OK now, is it Mobile Linux or Embedded Linux?

There are two categories on Wikipedia: Embedded Linux (with its own article) and Mobile Linux (without its own article, don’t know if it’ll be redundant to create one).

I’m confused about this because Mobile Linux (which is meant to go onto “mobile”, “traveling” devices such as smartphones, PDAs/”palmtops” and PMPs) is generally assumed as being a specific form of Embedded Linux (which goes on both mobile and stationary devices, such as networking hubs, robots and non-GUI machinery).

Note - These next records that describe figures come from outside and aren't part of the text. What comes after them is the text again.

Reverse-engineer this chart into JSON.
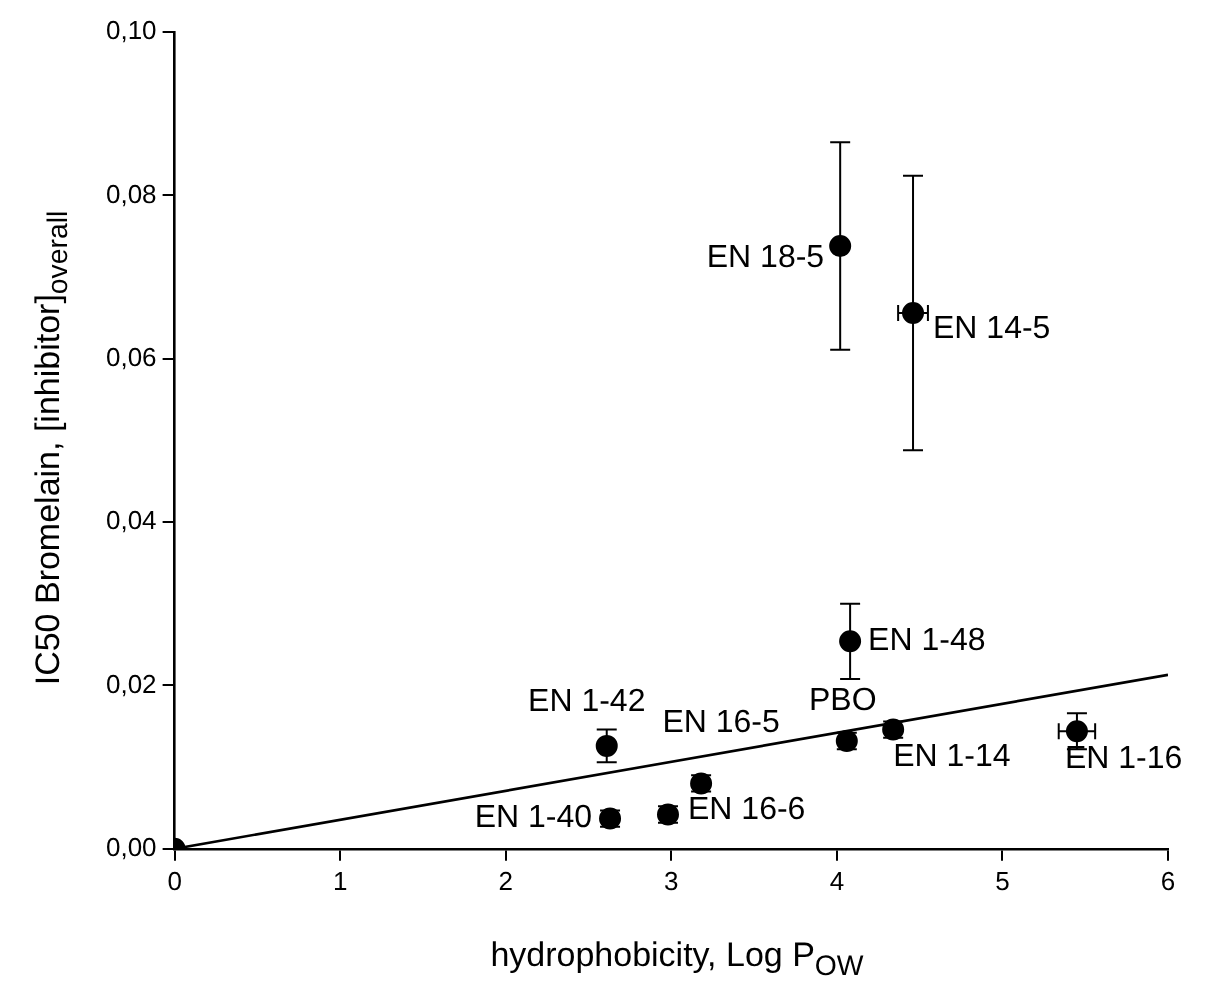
{
  "chart_data": {
    "type": "scatter",
    "xlabel": "hydrophobicity, Log P$_{OW}$",
    "ylabel": "IC50 Bromelain, [inhibitor]$_{overall}$",
    "series": [
      {
        "marker": "circle",
        "color": "#000000",
        "x": [
          0,
          4.02,
          4.46,
          4.08,
          4.06,
          4.34,
          5.45,
          2.61,
          3.18,
          2.63,
          2.98
        ],
        "values": [
          0,
          0.0738,
          0.0656,
          0.0254,
          0.0132,
          0.0146,
          0.0144,
          0.0126,
          0.008,
          0.0037,
          0.0042
        ],
        "errors": [
          null,
          0.0127,
          0.0168,
          0.0046,
          0.001,
          0.001,
          0.0022,
          0.002,
          0.001,
          0.001,
          0.001
        ],
        "xerrors": [
          null,
          null,
          0.09,
          null,
          null,
          null,
          0.11,
          null,
          null,
          null,
          null
        ]
      },
      {
        "type": "line",
        "marker": "none",
        "color": "#000000",
        "x": [
          0,
          6
        ],
        "values": [
          0,
          0.0213
        ]
      }
    ],
    "xlim": [
      0,
      6
    ],
    "xticks": [
      0,
      1,
      2,
      3,
      4,
      5,
      6
    ],
    "ylim": [
      0,
      0.1
    ],
    "yticks": [
      {
        "value": 0,
        "label": "0,00"
      },
      {
        "value": 0.02,
        "label": "0,02"
      },
      {
        "value": 0.04,
        "label": "0,04"
      },
      {
        "value": 0.06,
        "label": "0,06"
      },
      {
        "value": 0.08,
        "label": "0,08"
      },
      {
        "value": 0.1,
        "label": "0,10"
      }
    ],
    "annotations": [
      {
        "text": "EN 18-5",
        "x": 4.02,
        "y": 0.0738
      },
      {
        "text": "EN 14-5",
        "x": 4.46,
        "y": 0.0656
      },
      {
        "text": "EN 1-48",
        "x": 4.08,
        "y": 0.0254
      },
      {
        "text": "PBO",
        "x": 4.06,
        "y": 0.0132
      },
      {
        "text": "EN 1-14",
        "x": 4.34,
        "y": 0.0146
      },
      {
        "text": "EN 1-16",
        "x": 5.45,
        "y": 0.0144
      },
      {
        "text": "EN 1-42",
        "x": 2.61,
        "y": 0.0126
      },
      {
        "text": "EN 16-5",
        "x": 3.18,
        "y": 0.008
      },
      {
        "text": "EN 1-40",
        "x": 2.63,
        "y": 0.0037
      },
      {
        "text": "EN 16-6",
        "x": 2.98,
        "y": 0.0042
      }
    ],
    "grid": false,
    "legend": false,
    "line_style": "solid"
  }
}
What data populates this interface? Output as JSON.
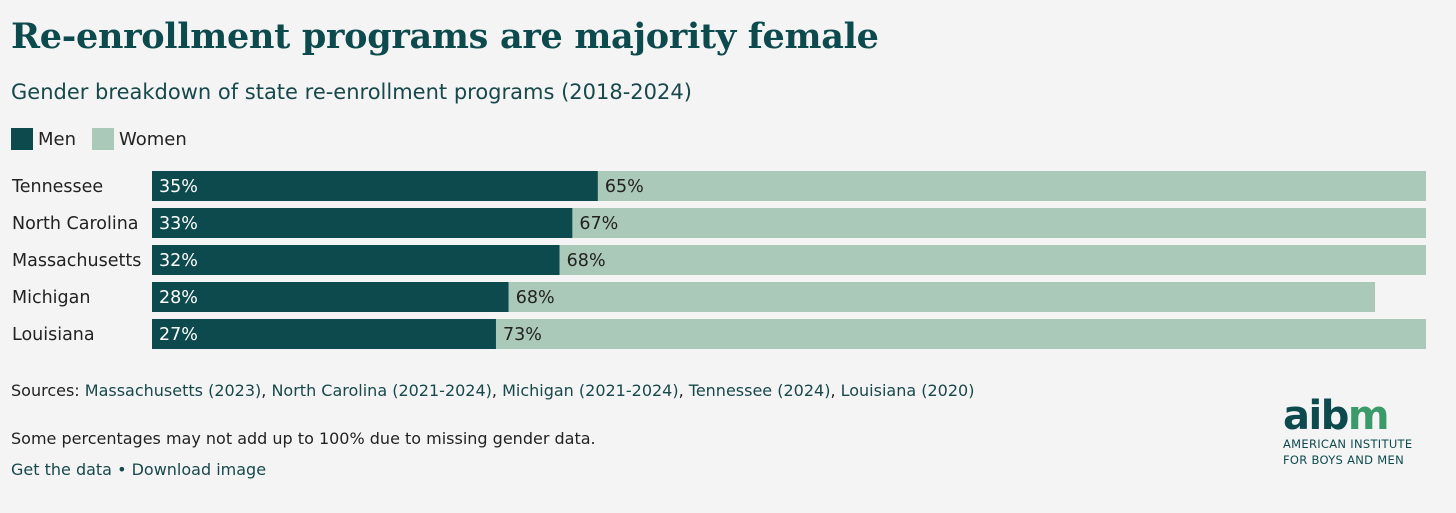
{
  "header": {
    "title": "Re-enrollment programs are majority female",
    "subtitle": "Gender breakdown of state re-enrollment programs (2018-2024)"
  },
  "legend": [
    {
      "label": "Men",
      "color": "#0d4a4e"
    },
    {
      "label": "Women",
      "color": "#abc9b8"
    }
  ],
  "chart_data": {
    "type": "bar",
    "orientation": "horizontal",
    "stacked": true,
    "categories": [
      "Tennessee",
      "North Carolina",
      "Massachusetts",
      "Michigan",
      "Louisiana"
    ],
    "series": [
      {
        "name": "Men",
        "values": [
          35,
          33,
          32,
          28,
          27
        ],
        "labels": [
          "35%",
          "33%",
          "32%",
          "28%",
          "27%"
        ],
        "color": "#0d4a4e"
      },
      {
        "name": "Women",
        "values": [
          65,
          67,
          68,
          68,
          73
        ],
        "labels": [
          "65%",
          "67%",
          "68%",
          "68%",
          "73%"
        ],
        "color": "#abc9b8"
      }
    ],
    "xlim": [
      0,
      100
    ],
    "grid": false,
    "legend_position": "top-left"
  },
  "footer": {
    "sources_prefix": "Sources: ",
    "sources": [
      "Massachusetts (2023)",
      "North Carolina (2021-2024)",
      "Michigan (2021-2024)",
      "Tennessee (2024)",
      "Louisiana (2020)"
    ],
    "sources_sep": ", ",
    "note": "Some percentages may not add up to 100% due to missing gender data.",
    "get_data": "Get the data",
    "bullet": " • ",
    "download": "Download image"
  },
  "logo": {
    "wordmark_a": "aib",
    "wordmark_m": "m",
    "line1": "AMERICAN INSTITUTE",
    "line2": "FOR BOYS AND MEN"
  }
}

However, you also have the “Netbook“, “MID” and “tablet PC” Linux distributions that are coming out. These are meant to be “mobile”, in both the laptop sense and the phone sense, since you can carry such smaller “-tops” in a small bag, a purse, or other place where you can often find a mobile phone located (except for the pocket….apparently, they won’t get to that point until multitouch “-tops” will replace the “-book”‘s keyboard, and that will take years to put out to market).

Furthermore, while this smaller type of “-top” may (like the MacBook Air) or may not lack an optical drive, it will also have a way to install an operating system from some physical device, whether it is through a wireless optical drive that syncs to the “-top” or through a USB flash drive stick that can be stuck into a port on the side of the “-top”. Mobile Linux devices – at least the smartphones – don’t have this option, as don’t other smartphones with different operating systems installed, although Linux has been installed (through various jerry-rigged ways, onto PMPs and PDAs which aren’t locked into a carrier).

So where does the mobile Embedded with no user-software flexibility end and the mobile Netbook/MID with user-installable OS and software begin?

If the smaller luggable laptops are becoming as small and compact as the Mobile Embedded devices, then should the Netbooks and their operating systems be included into the “Mobile Linux” Category, alongside the smartphones, PDAs and PMPs?

(I also notice that with the current hoopla being given to Linux-based smartphones and Linux-based subnotebooks, one doesn’t hear that much about Linux PDAs or Linux PMPs, although that may only be because of the respective lack of native Linux support for PDA-compatible wireless and PMP-compatible codecs that won’t wear down batteries. Oh well.)